Ehemaliger User in einem gemeinsamen Foto-Forum ist verstorben

Wie ich diese Woche zufällig in einer Kolumne der Stuttgarter Zeitung gelesen habe, ist der "Wolf der Finsternis" am 30, März 2017 verstorben. Ich kannte ihn aus einer gemeinsamen Zeit in einem Foto-Forum für Hobbyfotografen (Peters Hobbyfotografenform, existiert nicht mehr). Der Wolf war ein streitbarer Zeitgenosse, den ich wegen seines ihm eigenen Fotostils bewunderte. Er war einer der besten Streetfotografen die ich kenne und es würde mich überhaupt nicht wundern, wenn man einmal posthum eine Ausstellung seiner Fotos organisieren würde. Unsere Wege trennten sich, als ihm die ewig "Besserwissenden" vorwarfen, dass er auf ihre Vorschläge nach "anders schneiden, mehr rechts oder links etc" nicht einging. Das war genau das was er nicht abhaben konnte, wie er mir einmal in einer email schrieb.

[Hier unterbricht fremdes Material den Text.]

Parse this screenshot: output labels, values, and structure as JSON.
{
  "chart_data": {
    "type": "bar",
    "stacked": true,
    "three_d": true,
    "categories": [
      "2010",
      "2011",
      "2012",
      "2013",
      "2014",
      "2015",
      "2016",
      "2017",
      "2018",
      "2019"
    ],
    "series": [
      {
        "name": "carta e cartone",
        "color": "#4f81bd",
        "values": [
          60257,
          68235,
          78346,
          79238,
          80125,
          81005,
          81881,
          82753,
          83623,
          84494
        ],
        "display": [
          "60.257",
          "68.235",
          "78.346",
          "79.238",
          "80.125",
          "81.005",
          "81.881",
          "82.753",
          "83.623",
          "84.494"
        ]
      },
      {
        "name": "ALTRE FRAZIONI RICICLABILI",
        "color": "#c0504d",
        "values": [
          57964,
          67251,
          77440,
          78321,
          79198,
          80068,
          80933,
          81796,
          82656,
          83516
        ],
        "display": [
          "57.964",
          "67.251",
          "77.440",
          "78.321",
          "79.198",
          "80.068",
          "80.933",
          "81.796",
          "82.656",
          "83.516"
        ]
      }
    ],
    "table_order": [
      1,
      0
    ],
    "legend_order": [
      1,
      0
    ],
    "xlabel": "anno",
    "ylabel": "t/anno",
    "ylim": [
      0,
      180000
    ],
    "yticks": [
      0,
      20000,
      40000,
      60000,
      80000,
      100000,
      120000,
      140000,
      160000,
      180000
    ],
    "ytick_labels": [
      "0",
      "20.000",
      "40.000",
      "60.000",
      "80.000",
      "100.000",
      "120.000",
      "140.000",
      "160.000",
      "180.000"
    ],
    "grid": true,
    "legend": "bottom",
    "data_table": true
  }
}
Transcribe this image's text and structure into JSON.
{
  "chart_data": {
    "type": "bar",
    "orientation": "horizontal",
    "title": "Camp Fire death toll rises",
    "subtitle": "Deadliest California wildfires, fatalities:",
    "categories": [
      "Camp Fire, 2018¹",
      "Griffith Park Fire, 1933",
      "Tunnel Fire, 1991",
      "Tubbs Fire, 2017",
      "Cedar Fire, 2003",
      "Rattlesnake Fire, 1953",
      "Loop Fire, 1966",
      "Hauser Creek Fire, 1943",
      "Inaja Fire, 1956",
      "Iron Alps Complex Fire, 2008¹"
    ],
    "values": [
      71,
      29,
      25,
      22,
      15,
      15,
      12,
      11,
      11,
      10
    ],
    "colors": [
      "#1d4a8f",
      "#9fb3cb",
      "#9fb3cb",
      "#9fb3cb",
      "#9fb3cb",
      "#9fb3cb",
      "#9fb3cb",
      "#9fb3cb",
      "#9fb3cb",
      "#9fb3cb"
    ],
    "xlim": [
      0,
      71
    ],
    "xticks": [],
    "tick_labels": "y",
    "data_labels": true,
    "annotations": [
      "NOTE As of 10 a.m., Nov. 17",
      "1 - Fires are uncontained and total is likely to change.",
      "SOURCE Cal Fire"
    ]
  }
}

Ein beliebter Satz des Wolfs war "das ist eben mein Stil". Ich fand seine Fotos Klasse. Ihm widme ich dieses Blumenfoto. 

Joe-Bauer-Kolumne aus der "Stuttgarter Zeitung"

Straßenmusiker aus der Breuninger-Unterführung ist tot

Von Joe Bauer 30. März 2017 - 10:53 Uhr

Links am Eingang des Breuninger-Schachts in der Stuttgarter Innenstadt saß jahrzehntelang derselbe Mann, der sich Wolf der Finsternis nannte. Fast jeder kannte ihn. Doch seit einigen Tagen bleibt der Platz leer – der Wolf ist gestorben.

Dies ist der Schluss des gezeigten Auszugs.